J'écris "semble" parce que des magistrats dévoués, compétents et courageux, au parquet comme au siège, en première instance comme en appel, ont continué d'assumer leur mission en l'absence, souvent, d'avocats qui déploraient de n'avoir pas toutes les garanties sanitaires.

Je relève aussi que l'institution a été livrée à la garde des Sceaux, donc à elle-même, en regrettant que jamais elle n'ait été mise explicitement au rang des préoccupations gouvernementales. De quoi donner le moral aux serviteurs de ce service public capital !

Alors pourquoi évoquer, dans mon titre, des "délires judiciaires" alors que j'ose leur donner un contenu positif ? Comme des avancées qui ne seront jamais concrétisées parce que trop provocatrices mais qui pourtant auraient l'heureux effet d'éradiquer mille dysfonctionnements au centre et dans la périphérie de la Justice et de vider la bureaucratie omniprésente de sa substance. Il y a des révolutions dont l'absence me pèse.

En vrac donc, si on veut bien accepter ma volonté d'aller puiser partout et ma certitude que rien ne serait impossible mais que tout est inconcevable à cause de la droite et de la gauche ; elles sont paradoxalement jumelles dans leur perception à la fois confortablement humaniste, frileuse et sans souci de l'efficacité et, au fond, des désirs du citoyen.

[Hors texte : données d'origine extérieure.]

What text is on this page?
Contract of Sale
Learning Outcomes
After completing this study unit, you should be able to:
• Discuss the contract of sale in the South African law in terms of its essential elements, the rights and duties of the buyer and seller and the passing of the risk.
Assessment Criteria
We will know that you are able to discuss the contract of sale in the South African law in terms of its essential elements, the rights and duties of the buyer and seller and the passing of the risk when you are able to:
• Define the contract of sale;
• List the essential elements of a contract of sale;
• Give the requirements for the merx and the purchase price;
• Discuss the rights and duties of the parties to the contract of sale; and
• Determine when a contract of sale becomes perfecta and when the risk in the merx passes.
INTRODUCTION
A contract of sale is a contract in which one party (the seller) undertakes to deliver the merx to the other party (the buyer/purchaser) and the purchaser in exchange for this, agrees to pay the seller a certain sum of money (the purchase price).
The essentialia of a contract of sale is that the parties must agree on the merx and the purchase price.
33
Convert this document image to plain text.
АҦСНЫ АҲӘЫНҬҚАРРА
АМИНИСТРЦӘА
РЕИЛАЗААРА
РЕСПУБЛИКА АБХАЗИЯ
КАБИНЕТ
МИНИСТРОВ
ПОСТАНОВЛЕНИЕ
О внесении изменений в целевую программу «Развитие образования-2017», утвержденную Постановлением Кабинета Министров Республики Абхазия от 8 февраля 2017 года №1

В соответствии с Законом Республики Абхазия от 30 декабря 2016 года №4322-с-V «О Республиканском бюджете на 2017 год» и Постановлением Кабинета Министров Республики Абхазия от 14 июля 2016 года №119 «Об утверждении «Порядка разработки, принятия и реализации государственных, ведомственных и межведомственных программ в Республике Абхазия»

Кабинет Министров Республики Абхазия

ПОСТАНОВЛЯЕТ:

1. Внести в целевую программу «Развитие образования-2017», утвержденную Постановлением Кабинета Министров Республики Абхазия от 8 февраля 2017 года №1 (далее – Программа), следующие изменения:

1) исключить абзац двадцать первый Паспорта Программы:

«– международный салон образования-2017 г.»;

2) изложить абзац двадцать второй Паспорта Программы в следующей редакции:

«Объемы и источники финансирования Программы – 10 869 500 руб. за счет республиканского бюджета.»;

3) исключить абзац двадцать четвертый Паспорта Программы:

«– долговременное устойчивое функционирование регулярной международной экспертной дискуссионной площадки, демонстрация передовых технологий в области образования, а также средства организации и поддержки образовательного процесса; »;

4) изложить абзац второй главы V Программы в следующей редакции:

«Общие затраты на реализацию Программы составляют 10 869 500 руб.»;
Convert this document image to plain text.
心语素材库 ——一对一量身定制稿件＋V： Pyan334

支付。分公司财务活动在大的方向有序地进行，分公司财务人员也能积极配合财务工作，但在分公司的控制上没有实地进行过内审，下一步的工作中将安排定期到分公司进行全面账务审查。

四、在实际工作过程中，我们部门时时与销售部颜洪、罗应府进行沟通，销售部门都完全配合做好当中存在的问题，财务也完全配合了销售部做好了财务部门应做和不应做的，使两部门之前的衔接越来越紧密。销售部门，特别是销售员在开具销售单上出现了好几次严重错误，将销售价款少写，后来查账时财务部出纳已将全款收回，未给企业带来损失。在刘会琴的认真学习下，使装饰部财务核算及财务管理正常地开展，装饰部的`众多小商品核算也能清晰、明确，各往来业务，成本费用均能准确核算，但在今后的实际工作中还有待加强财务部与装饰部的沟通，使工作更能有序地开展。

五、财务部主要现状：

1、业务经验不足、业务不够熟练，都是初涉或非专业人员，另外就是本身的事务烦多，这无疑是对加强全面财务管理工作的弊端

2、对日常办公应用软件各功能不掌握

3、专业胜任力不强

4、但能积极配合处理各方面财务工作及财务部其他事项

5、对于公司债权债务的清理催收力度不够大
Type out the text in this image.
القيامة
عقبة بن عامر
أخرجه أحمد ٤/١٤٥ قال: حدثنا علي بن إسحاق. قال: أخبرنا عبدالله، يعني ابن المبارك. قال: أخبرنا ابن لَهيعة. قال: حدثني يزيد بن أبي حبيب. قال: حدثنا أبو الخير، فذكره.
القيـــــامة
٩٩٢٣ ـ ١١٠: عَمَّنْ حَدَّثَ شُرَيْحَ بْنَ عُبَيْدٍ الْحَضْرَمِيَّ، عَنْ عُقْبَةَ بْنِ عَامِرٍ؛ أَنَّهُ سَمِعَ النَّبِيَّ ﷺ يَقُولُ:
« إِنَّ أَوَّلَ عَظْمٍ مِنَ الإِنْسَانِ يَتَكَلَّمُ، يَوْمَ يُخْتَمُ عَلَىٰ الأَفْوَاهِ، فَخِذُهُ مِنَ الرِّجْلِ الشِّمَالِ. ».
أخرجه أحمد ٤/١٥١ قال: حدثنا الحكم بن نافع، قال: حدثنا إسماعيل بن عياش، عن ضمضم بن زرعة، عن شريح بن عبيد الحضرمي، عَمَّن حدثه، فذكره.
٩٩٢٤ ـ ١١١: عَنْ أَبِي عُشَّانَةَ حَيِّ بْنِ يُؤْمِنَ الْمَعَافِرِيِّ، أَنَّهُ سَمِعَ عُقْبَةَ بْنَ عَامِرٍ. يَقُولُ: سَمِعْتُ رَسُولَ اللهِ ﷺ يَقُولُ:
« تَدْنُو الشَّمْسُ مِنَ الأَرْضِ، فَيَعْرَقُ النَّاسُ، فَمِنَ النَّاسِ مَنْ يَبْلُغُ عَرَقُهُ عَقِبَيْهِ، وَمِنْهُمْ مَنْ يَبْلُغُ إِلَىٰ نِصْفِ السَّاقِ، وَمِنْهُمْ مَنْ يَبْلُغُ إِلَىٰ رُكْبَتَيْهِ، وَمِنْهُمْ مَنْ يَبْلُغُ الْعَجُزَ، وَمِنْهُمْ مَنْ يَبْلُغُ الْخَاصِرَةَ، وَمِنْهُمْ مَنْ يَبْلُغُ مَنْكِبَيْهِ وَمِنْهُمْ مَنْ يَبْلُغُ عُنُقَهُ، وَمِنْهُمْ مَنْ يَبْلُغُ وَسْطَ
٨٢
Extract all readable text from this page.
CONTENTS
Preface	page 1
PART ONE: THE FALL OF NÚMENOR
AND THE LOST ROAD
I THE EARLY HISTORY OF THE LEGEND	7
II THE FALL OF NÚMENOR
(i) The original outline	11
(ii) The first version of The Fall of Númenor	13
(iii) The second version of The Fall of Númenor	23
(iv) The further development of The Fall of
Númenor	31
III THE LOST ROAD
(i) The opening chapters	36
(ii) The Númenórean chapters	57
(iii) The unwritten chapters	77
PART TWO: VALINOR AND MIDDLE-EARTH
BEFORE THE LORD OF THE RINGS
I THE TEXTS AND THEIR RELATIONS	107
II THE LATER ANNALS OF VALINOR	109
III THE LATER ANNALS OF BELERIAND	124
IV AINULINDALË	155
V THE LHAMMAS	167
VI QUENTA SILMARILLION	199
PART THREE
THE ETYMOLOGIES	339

Garder l'Ecole nationale de la magistrature mais la réformer de fond en comble pour qu'elle sorte du narcissisme judiciaire - ce que la société lui doit - au bénéfice de l'exigence démocratique - ce qu'elle doit à la société. Un tel changement de perspective modifierait tout et serait bienvenu.

Garder les juges pour enfants mais en reprenant l'excellente idée de Nicolas Sarkozy qui prévoyait de faire juger les mineurs de 16 à 18 ans par des tribunaux correctionnels et en rappelant à ces magistrats qu'ils ne sont pas destinés seulement à être des "nounous" pour enfants en péril mais aussi des maîtres pour jeunes délinquants à corriger.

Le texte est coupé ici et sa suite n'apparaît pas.